Weather. Specifically snow, or just cold enough that you need to wear a coat to go outside. If it’s snowing and/or cold on TV, either it’s Christmas, or it’s going to be significant to the plot.

Having a spousal tiff and resolving it quickly and without drama. Reading for awhile and then going to sleep. Walking the dog and picking up its poop.

“Pulp Fiction” also featured a pooping scene.

A person with a bandage, or coughs, sneezes and it’s not mentioned, or mean something important.
People that use um, uh, you know, or other filler words. Or minor stuttering.
People lounging around the house with hair or makeup that isn’t perfect.

Similarly, a woman throws up but does not later find out she’s pregnant.

Serious injuries from fights, even if you win a fight you are unlikely to come out without some injuries

Seen on Law and Order all the time: the team goes in with SWAT. SWAT guys are all wearing all the gear - including helmet - and the stars don’t have helmets and they go in first!

Watch Chicago PD or Fire (not so much on Med). Since they film it in Chicago, there is a lot of cold, crummy weather shown that has nothing to do with the plot.

Yes, and when those things do happen it is almost always a male doing the business. Exception: Harold and Kumar Go to White Castle.

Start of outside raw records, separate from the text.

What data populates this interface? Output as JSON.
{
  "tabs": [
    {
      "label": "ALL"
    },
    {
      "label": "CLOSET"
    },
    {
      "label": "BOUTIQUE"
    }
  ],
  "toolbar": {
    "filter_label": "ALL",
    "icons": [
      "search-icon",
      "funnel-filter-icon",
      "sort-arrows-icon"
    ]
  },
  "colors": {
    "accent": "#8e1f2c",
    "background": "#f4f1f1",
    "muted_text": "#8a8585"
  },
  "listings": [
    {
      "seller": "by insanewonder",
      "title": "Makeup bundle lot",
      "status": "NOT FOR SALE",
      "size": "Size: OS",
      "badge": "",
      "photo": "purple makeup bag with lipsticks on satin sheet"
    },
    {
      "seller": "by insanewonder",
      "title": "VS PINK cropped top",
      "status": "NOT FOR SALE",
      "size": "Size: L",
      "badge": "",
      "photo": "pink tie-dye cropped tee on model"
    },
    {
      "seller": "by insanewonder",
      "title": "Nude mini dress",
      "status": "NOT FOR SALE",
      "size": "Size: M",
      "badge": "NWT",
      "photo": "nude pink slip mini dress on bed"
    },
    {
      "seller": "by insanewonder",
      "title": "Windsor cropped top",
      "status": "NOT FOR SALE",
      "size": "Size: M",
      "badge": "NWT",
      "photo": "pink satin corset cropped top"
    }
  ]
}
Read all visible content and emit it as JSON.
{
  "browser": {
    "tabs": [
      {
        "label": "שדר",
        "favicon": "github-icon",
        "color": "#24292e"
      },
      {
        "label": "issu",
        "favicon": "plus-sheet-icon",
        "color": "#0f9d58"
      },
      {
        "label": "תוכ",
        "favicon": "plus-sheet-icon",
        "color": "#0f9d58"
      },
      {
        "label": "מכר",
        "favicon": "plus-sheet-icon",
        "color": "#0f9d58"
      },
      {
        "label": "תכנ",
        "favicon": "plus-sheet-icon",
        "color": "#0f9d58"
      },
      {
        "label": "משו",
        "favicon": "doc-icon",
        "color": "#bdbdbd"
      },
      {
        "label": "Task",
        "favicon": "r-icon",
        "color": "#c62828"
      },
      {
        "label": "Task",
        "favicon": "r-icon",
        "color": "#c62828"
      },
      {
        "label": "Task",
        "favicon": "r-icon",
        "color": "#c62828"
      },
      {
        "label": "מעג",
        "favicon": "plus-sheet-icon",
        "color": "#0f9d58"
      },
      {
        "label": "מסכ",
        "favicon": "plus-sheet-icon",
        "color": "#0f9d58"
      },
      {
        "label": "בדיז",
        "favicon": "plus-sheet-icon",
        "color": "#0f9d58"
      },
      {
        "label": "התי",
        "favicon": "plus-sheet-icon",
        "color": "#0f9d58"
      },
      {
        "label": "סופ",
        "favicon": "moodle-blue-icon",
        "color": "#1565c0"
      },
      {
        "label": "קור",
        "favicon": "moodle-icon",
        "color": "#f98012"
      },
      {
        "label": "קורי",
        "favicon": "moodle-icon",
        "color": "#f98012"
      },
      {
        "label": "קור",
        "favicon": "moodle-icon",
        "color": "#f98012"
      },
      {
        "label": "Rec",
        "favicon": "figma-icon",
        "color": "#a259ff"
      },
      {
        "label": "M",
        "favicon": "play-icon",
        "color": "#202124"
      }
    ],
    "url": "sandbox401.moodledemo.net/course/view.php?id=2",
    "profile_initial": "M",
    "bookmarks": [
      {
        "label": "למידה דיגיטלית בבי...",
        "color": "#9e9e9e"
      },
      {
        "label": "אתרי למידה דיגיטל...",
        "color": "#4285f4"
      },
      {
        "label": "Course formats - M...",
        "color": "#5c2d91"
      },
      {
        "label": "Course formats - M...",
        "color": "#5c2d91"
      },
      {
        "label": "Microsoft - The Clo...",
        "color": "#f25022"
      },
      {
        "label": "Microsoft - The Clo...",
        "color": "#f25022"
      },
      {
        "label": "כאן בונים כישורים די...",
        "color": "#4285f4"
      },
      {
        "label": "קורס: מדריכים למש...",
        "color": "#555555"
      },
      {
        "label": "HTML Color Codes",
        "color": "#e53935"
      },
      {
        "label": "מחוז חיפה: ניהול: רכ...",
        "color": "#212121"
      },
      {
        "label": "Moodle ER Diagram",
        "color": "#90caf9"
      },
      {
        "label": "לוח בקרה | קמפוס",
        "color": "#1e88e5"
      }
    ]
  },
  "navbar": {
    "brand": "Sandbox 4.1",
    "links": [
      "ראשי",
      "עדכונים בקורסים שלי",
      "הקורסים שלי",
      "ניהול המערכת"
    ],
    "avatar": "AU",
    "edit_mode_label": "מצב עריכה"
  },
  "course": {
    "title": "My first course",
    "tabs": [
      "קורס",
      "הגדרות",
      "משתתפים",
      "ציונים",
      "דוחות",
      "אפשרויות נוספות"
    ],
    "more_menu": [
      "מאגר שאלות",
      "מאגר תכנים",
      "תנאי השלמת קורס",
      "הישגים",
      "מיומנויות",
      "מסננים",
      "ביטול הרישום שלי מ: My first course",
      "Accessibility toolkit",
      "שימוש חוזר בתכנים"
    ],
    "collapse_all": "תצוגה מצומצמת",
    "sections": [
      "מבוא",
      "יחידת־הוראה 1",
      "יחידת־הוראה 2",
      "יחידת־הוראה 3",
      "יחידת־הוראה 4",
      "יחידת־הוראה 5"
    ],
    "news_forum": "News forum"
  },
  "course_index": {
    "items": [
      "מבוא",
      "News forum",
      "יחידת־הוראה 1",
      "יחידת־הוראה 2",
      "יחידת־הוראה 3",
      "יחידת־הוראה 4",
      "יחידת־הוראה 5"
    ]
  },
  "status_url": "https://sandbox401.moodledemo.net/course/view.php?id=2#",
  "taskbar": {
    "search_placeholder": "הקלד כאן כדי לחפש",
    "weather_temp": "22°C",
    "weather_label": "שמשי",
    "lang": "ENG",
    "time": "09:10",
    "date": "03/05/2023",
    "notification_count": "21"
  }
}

I think the only place on tv or movies where a woman is shown wearing a pad or dangling a tampon string is in the animated show “Big Mouth”. There seems to be a taboo against such a thing.

Maybe I’m just missing something - but while it’s really common for a woman to be wearing a pad or a tampon in real life, I’m not sure it’s at all common for others to be able to see that she’s wearing a pad or tampon. Unless you’re talking about tv/movies showing them actually being changed, which is certainly related to the rarity of seeing someone use the toilet. Might be related to a taboo - might just be that there is no plot-related reason to show it. After all, if a movie or TV episode is supposed to even show a single day, it can’t show everything that happened in those 24 hours.

Rear view mirrors.

Trainspotting had a pretty famous pooing scene too.

Yesterday I was thinking about this topic and thought of pets. If a person/family has a pet the pet is only around when it’s an important part of the scene, Then yesterday evening I was watching an episode of Frasier. Martin Crane (owner of a dog) comes home and the dog greets him and the owner gives a little greeting back. But, this was behind the chair and easily missed by the viewer.
That is common with dogs and owners, but I don’t remember seeing it before on a TV show. Maybe I noticed it because I had just been thinking about it not happening.

You never see people cleaning a litter box either.

Cutting yourself to ribbons if you break a glass or go through a window.

Having a gun in the home or at least access to one or understand it’s no great mystery to getting one. How many movies are there where home owners are being robbed or terrorized and they have no guns, not even hunting guns, and no clue on how to access a gun. When they decide to get one they go to some creepy guy selling them out of his seedy apartment instead of just going to a sporting goods store and buying one.

Eh… That last bit (somehow not being able to just go buy one) could be a result of what has been called the “Everywhere’s LA (or NY)” trope.

Though right afterward you’ll have a show where you can buy a machine gun at the Dollar Store…

It doesn’t even have to be the the “Everywhere is NY ( or LA)” trope - the prevalence of households with firearms differs depending on a whole lot of factors , and what’s extremely common in a rural area in the South is not necessarily extremely common in a city in the North. The same is probably true of “just being able to go buy one”.

We have no gun, nor do any of our close friends or relatives. (I can’t speak for everyone of course, but the only guy I know owns guns is a retired cop we’re friends with) However, I would have no problem buying one if I wished. I think it’s common knowledge that the sporting goods stores sell guns. Maybe the seedy guy doesn’t do background checks or have a waiting period.

The not saying goodbye on the phone thing is just weird to me. I tried it IRL - doesn’t work well. When my wife and I are watching and that happens I always yell, BYE.

True, but there is a pooping scene in the Shaft re-make (great film!) where Jefferey Wright poops, replete with water blooping when it drops.